This column is a collaboration between KHN and
The New Republic
Here we are again, having yet another argument about whether health care reform can really reduce costs. The occasion this time is the recent announcement by several insurers of their intention to raise premiums on policies they sell directly to individuals. The increases are necessary, the insurers say, because the Patient Protection and Affordable Care Act forces them to enroll sicker patients and provide more benefits. And both changes will cost them money.
The critics of health reform have been quick to cite this announcement as proof that their suspicions were right all along. They say it shows that the health overhaul will force us to pay more for our health care — via some combination of higher premiums, higher out-of-pocket payments and higher taxes — because that is what happens when government decides to expand coverage or strengthen benefits for everybody. “These may be good things which consumers value,” conservative analyst Grace Marie-Turner wrote this week, “but they are not free.”
It’s an alluringly simple argument — and, if you’re among those people who are suspicious of government intervention anyway, an appealing one. But is it the correct argument? Don’t be so sure.
Think of health care reform as two separate sets of changes that, from a cost perspective, will push in exactly the opposite direction. First there are the changes that will make health care more expensive. You got a taste of those this week on the six-month anniversary of the law’s enactment, when a set of new consumer protections went into effect — prohibiting insurers from, for example, refusing to pay emergency room charges just because a beneficiary went to a hospital outside of the normal provider network.
But the really big changes come in 2014, when carriers begin selling policies to individuals directly through new regulated marketplaces called insurance “exchanges.” At that point, the policies insurers sell through the exchanges will have to include a basic set of benefits — and will have limits on how much out-of-pocket spending they can pass along.
Of course, something else will take place in 2014. That’s the year that the vast expansions of insurance coverage happen. The government will start enrolling all poor people, rather than just women with children and other select groups, into Medicaid. And it will start offering subsidies to people who buy coverage through the exchanges. More than 30 million additional people will end up getting insurance because of these changes in the health law, according to government projections.
All of these changes will cause more money to flow into the health care system, usually as premiums or taxes. And you could make a pretty good case (in fact, I would make the case) that the benefits are worth the extra expense, since it means sparing millions of people from serious financial hardship and, in some cases, giving them access to medical care that could literally save their lives.
But that brings us to the second set of changes — the ones that are designed to make health care less expensive. The law targets wasteful spending — that is, instances where either individuals or the government is paying too much for what some part of the health care industry is providing. An example of this is the requirement, soon to be enacted, that insurers spend a larger portion of premium dollars on actual medical care. (In wonk speak, that’s called setting higher “medical loss ratios.”) Many experts believe this will act as a natural break on premiums in the private sector, since it will limit insurers’ abilities to raise prices if they’re not also providing more care.
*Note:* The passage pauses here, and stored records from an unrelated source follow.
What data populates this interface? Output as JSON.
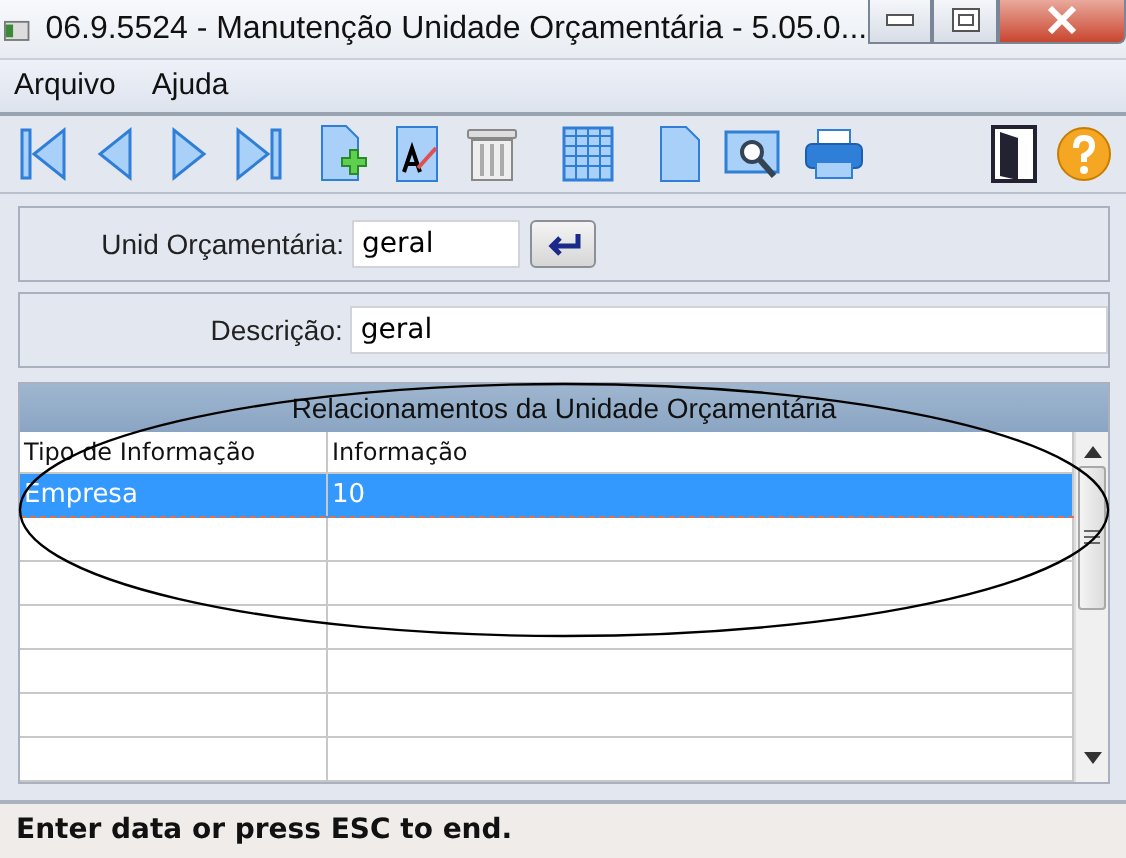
{
  "window": {
    "title": "06.9.5524 - Manutenção Unidade Orçamentária - 5.05.0..."
  },
  "menu": [
    {
      "label": "Arquivo"
    },
    {
      "label": "Ajuda"
    }
  ],
  "form": {
    "unit": {
      "label": "Unid Orçamentária:",
      "value": "geral"
    },
    "description": {
      "label": "Descrição:",
      "value": "geral"
    }
  },
  "grid": {
    "title": "Relacionamentos da Unidade Orçamentária",
    "columns": [
      "Tipo de Informação",
      "Informação"
    ],
    "rows": [
      {
        "cells": [
          "Empresa",
          "10"
        ],
        "selected": true
      }
    ]
  },
  "status_bar": "Enter data or press ESC to end."
}
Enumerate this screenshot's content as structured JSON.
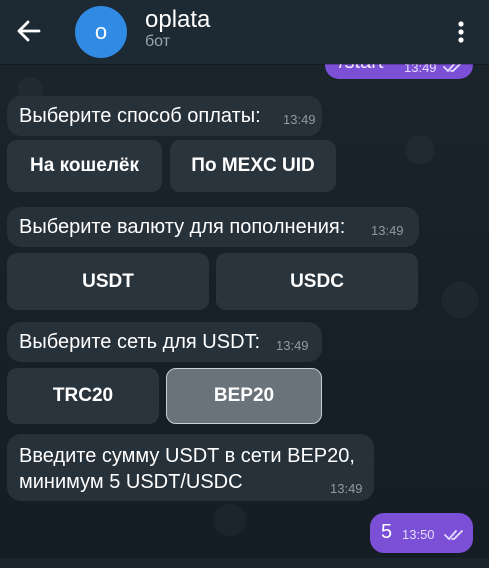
{
  "header": {
    "title": "oplata",
    "subtitle": "бот",
    "avatar_letter": "o"
  },
  "messages": {
    "outgoing_start": {
      "text": "/start",
      "time": "13:49"
    },
    "payment_method": {
      "text": "Выберите способ оплаты:",
      "time": "13:49",
      "buttons": [
        "На кошелёк",
        "По MEXC UID"
      ]
    },
    "currency": {
      "text": "Выберите валюту для пополнения:",
      "time": "13:49",
      "buttons": [
        "USDT",
        "USDC"
      ]
    },
    "network": {
      "text": "Выберите сеть для USDT:",
      "time": "13:49",
      "buttons": [
        "TRC20",
        "BEP20"
      ],
      "selected": "BEP20"
    },
    "amount_prompt": {
      "line1": "Введите сумму USDT в сети BEP20,",
      "line2": "минимум 5 USDT/USDC",
      "time": "13:49"
    },
    "outgoing_amount": {
      "text": "5",
      "time": "13:50"
    }
  },
  "colors": {
    "accent": "#7b4fd6",
    "avatar": "#2f8be4",
    "bubble": "#26313a",
    "header": "#1e2a33"
  }
}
But, particularly over the long term, the big savings in health reform will come from efforts to reduce wasteful care rather than wasteful payments. Scores of studies, dating back decades, have shown that our medical system routinely provides unnecessary treatment — by failing to administer routine preventive measures, by duplicating treatments because of miscommunication among providers, and by doling out care that is at best unproven and at worst harmful. The health overhaul attacks this problem by, among other things, rewarding use of electronic medical records and creating an institution to study which treatments work best. It also imposes a tax on the most generous insurance policies — on the theory, widely supported by economists, that the tax will encourage insurers (and consumers) to find ways to save money.
So what’s the upshot, once you add up the ways the health law will make health care expensive and the way it will make care less expensive? There’s obviously no way to be sure. But the best estimates we have, from government and independent authorities, is that over the first ten years or so total spending will be a little higher but by a trivial amount. That is, we’ll be spending pretty close to what we would have without the law. That’s actually quite impressive, given all of the new benefits and security these reforms will provide. More important, after ten years, according to these estimates, spending should actually start to rise a little more slowly. And it’s that long-term trend that really matters for our country’s future.
You shouldn’t be satisfied with that outcome. In order to get the health overhaul through Congress, its proponents had to soften the cost control provisions — by, for example, nixing a public option that could have helped bargain down payments to health care providers even more. If health care spending doesn’t come down more dramatically, then it’s going to siphon away more and more resources from our society. But that doesn’t mean health care reform can’t reduce costs. It simply means that, with some modifications, reform could reduce costs even more.